Small US colleges feeling the squeeze from “soft” tuition revenues
It is hardly a new idea that there are some important pressures on the traditional business model for higher education in the US. The population of college-aged students in America is projected to remain essentially flat over the next decade, competition is increasing, and US students and families are increasingly sensitive to the costs of higher education. The US is not alone in this and similar conditions exist in a number of countries, particularly in the developed economies that receive the majority of internationally mobile students. But a recent report from Moody’s Investors Service sheds new light on the situation in American higher education and highlights an emerging structural challenge for smaller US institutions in particular. The report, "Small College Closures Poised to Increase," has triggered a number of news headlines and discussions over the past few months. For the most part, these have focused on the report’s lead findings:
- The number of small colleges that will close annually will triple by 2017. In this context, "small" means a private institution with annual revenues of under US$100 million, or a public institution with revenues below US$200 million. Over the last decade, an average of five four-year public or private not-for-profit colleges have closed in the US each year. The implication of the Moody’s forecast is that the number of closures will increase to 15 per year (or more) by 2017.
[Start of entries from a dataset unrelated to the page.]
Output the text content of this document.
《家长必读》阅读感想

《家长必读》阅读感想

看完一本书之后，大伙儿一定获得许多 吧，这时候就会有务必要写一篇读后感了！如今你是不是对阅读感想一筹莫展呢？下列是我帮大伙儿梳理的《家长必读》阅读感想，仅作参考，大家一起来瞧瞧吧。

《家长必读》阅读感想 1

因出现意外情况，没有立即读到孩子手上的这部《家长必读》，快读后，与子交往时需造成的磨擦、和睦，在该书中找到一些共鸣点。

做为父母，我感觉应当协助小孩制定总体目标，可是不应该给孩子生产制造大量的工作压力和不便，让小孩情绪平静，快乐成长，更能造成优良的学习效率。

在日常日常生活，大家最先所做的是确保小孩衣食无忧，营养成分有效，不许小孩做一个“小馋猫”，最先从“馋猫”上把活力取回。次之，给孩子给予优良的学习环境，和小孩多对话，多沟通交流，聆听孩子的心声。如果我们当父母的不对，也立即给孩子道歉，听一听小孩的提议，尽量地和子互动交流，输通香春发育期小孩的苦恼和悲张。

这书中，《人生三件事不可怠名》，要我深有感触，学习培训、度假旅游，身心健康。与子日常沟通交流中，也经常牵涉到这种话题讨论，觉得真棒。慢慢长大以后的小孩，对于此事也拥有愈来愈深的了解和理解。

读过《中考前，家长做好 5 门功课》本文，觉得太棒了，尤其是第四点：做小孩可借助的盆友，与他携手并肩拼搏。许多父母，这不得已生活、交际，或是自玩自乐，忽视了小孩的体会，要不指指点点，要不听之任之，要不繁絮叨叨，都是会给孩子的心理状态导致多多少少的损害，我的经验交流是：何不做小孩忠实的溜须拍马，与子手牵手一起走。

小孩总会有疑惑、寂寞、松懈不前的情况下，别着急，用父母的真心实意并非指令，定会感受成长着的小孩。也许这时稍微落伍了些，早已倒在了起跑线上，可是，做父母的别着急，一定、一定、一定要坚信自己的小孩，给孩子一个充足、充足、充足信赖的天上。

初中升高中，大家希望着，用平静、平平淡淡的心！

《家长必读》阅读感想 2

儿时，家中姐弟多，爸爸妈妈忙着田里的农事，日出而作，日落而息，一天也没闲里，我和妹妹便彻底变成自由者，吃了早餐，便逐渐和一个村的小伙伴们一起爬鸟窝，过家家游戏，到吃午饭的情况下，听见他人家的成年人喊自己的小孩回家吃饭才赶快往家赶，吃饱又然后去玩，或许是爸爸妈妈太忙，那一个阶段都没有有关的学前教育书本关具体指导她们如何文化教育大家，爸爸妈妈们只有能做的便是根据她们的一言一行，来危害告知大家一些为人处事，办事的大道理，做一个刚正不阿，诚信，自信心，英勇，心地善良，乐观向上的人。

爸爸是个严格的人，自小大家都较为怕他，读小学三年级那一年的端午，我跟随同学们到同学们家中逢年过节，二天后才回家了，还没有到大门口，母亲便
- Similarly, the report projects an increase in merger activity among smaller institutions. On average, there were two to three mergers per year involving small US colleges between 2004 and 2014. Moody’s expects this merger rate to "more than double" by 2017.
The main factor in this forecast is the intense revenue pressure facing smaller institutions in the US. The report is also careful to point out, however, that even with this significant rise in closures and mergers less than 1% of the 2,300 four-year colleges in the US will be affected. It adds as well that, "Even in the face of material financial challenges, small colleges have proven to be tenacious. In some cases, deep stress can serve to mobilise alumni and other donors to provide extraordinary gift support. The presence of tenured faculty, donor restricted endowments, and the intervention of state attorneys general also complicates the decision to close. The 2015 case of Sweet Briar College in Virginia underscores these themes as the decision to close was reversed, at least temporarily, amid increased donor support, legal challenges, and other advocacy for the college’s continuance. Small public universities are unlikely to be closed due to political support and their community roles, but may be merged with other institutions or into systems where they can benefit from greater economies of scale." Indeed, another 2015 report - this time from the higher education consulting group Academic Impressions - provides a detailed commentary on the strategies four small US institutions are using to buck the trend. The report largely describes a sample of small colleges that have embraced a culture of strategic innovation and experimentation as a response to these pressures on the traditional college revenue model.
The story behind the story
Behind the headlines arising from the Moody’s report are two underlying findings that are likely to have far-reaching effects on American higher education, and that certainly will extend well beyond the still-relatively small number of institutions impacted by the closures and mergers forecast for 2017.
First, a majority of small US colleges are now no longer able to sustain revenue growth at a level that can keep pace with inflation. The benchmark that Moody’s uses to measure this is a sustained three-year growth rate of 2%. The significance of this is that if you can’t hit that 2% mark as an institution, then your costs are very likely growing faster than your revenues.
As the following chart illustrates, the percentage of small US colleges in this position rose from under 10% in 2006 to just over 50% as of 2014.
Put another way, the average private college in the study discounted its freshman tuition by nearly half in 2015.
These conditions are made even more serious by a second underlying finding from Moody’s: smaller colleges in the US are losing market share to larger institutions. Another chart from the report, which follows below, shows that, from fall 2010 on, institutions with 1,000 students or less have been losing students to institutions with enrolments of 10,000 or more.